Massa terus berteriak-teriak. Mereka melontarkan rentetan kata menyakitkan. Sakit hati Ayah Calvin mendengarnya. Mudah sekali menyulut kemarahan orang dengan politik identitas.
Apa yang ditakutkan orang-orang terjadi. Kerusuhan ini melibatkan politik identitas. Kelompok tertentu dikafirkan. Kelompok lain dianggap asing dan berbahaya. Makin sedih Ayah Calvin saat dia menemukan seorang anak kecil berambut ikal menjadi korban. Tubuhnya terkena luka sabetan parang milik salah seorang demonstran.
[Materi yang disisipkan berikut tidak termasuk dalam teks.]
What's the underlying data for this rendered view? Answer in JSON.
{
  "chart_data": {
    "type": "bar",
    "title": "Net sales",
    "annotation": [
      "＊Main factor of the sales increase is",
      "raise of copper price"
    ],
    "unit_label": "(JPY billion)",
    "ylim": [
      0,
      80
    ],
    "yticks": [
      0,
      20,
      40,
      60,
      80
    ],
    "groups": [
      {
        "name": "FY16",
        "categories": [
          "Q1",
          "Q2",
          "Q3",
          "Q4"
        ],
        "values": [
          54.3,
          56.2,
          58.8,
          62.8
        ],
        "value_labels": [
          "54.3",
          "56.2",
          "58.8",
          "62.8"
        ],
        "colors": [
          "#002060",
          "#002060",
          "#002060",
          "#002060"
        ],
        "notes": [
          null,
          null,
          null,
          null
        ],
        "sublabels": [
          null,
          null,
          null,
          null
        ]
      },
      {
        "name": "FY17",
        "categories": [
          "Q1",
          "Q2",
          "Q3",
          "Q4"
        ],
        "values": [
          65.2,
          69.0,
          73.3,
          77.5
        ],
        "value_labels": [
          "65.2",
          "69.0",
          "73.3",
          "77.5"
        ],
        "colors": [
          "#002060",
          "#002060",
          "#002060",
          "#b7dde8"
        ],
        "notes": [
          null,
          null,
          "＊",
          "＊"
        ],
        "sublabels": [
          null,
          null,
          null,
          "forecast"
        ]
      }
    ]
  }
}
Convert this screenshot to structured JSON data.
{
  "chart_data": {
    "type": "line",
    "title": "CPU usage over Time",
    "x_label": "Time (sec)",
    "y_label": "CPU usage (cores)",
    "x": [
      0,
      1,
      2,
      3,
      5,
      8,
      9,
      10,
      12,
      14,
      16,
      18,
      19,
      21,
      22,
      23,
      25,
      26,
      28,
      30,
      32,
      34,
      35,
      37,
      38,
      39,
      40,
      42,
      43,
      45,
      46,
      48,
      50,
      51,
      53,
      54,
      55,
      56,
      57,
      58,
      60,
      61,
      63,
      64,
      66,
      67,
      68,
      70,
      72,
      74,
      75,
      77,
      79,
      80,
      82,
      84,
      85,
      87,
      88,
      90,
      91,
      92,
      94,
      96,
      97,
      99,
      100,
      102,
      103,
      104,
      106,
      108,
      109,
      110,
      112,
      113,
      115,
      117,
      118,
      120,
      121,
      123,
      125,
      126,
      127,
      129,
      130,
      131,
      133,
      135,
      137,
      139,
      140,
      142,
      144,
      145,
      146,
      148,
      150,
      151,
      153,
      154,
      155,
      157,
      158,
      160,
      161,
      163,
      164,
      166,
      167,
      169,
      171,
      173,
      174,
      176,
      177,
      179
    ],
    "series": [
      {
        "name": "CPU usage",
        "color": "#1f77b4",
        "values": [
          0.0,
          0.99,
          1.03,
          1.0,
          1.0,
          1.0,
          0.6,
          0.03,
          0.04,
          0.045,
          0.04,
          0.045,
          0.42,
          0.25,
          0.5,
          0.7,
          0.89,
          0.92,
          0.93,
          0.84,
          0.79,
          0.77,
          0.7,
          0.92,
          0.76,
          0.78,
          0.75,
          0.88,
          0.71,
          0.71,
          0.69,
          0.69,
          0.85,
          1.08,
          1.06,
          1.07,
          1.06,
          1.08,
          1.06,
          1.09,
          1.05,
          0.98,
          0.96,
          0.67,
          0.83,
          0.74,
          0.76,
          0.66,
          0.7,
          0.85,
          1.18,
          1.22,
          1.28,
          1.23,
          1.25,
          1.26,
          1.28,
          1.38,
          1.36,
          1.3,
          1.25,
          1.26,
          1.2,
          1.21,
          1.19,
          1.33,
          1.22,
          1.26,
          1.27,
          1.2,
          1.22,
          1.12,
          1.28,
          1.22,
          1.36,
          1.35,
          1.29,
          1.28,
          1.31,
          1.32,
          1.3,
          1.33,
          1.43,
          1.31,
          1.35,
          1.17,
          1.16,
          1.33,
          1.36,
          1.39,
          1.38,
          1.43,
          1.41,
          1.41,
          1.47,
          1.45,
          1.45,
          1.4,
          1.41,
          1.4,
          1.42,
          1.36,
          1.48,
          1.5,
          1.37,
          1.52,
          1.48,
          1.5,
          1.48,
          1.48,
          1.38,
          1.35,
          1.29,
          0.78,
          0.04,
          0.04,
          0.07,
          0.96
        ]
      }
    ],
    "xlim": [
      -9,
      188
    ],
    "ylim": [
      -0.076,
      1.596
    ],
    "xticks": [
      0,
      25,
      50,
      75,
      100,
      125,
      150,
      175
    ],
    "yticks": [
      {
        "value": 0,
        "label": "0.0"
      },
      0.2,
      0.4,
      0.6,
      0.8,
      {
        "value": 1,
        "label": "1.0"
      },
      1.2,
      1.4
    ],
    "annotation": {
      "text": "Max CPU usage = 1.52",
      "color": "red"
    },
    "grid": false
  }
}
Ini tak bisa dibiarkan. Pria berkacamata itu menggendong tubuh si anak malang. Ayah Calvin berdesakan melewati kerumunan massa. Sejumlah demonstran berulang kali mencoba melukainya.
"Kalian boleh lukai saya. Berhenti melukai anak-anak tak bersalah." ucap Ayah Calvin, tenang dan berwibawa. Kontras dengan suasana hatinya yang dirayapi gundah.
"Ah diam kamu, kafir! Orang asing seperti kamu tak diinginkan! Pulang sana ke negaramu!"
Rasa dingin menjalari seluruh tubuh Ayah Calvin. Dingin, dinginnya kebencian demonstran itu, menusuk sampai ke sumsum tulangnya. Apa salah dirinya dan saudara-saudara seetnisnya? Mengapa tiap kali ada konflik politik, etnis bermata segaris selalu jadi korban?
"Stop! Stop! Dia temanku!"
Seorang gadis cantik berhijab hitam menyeruak. Penampilannya mirip para demonstran. Mereka pun terdiam. Si gadis menarik tangan Ayah Calvin. Keduanya berlari ke ruas jalan terdekat. Jalan yang membatasi area demonstrasi.
"Thanks," kata Ayah Calvin penuh terima kasih.
"Kamu sudah membantuku menyelamatkan anak ini..."
Gadis cantik itu tertawa. Tanpa malu, dia membuka hijabnya. Kain sutra hitam itu tersingkap. Helaian indah mahkota hitam berkilau tergerai bebas. Gadis itu cantik, cantik sekali.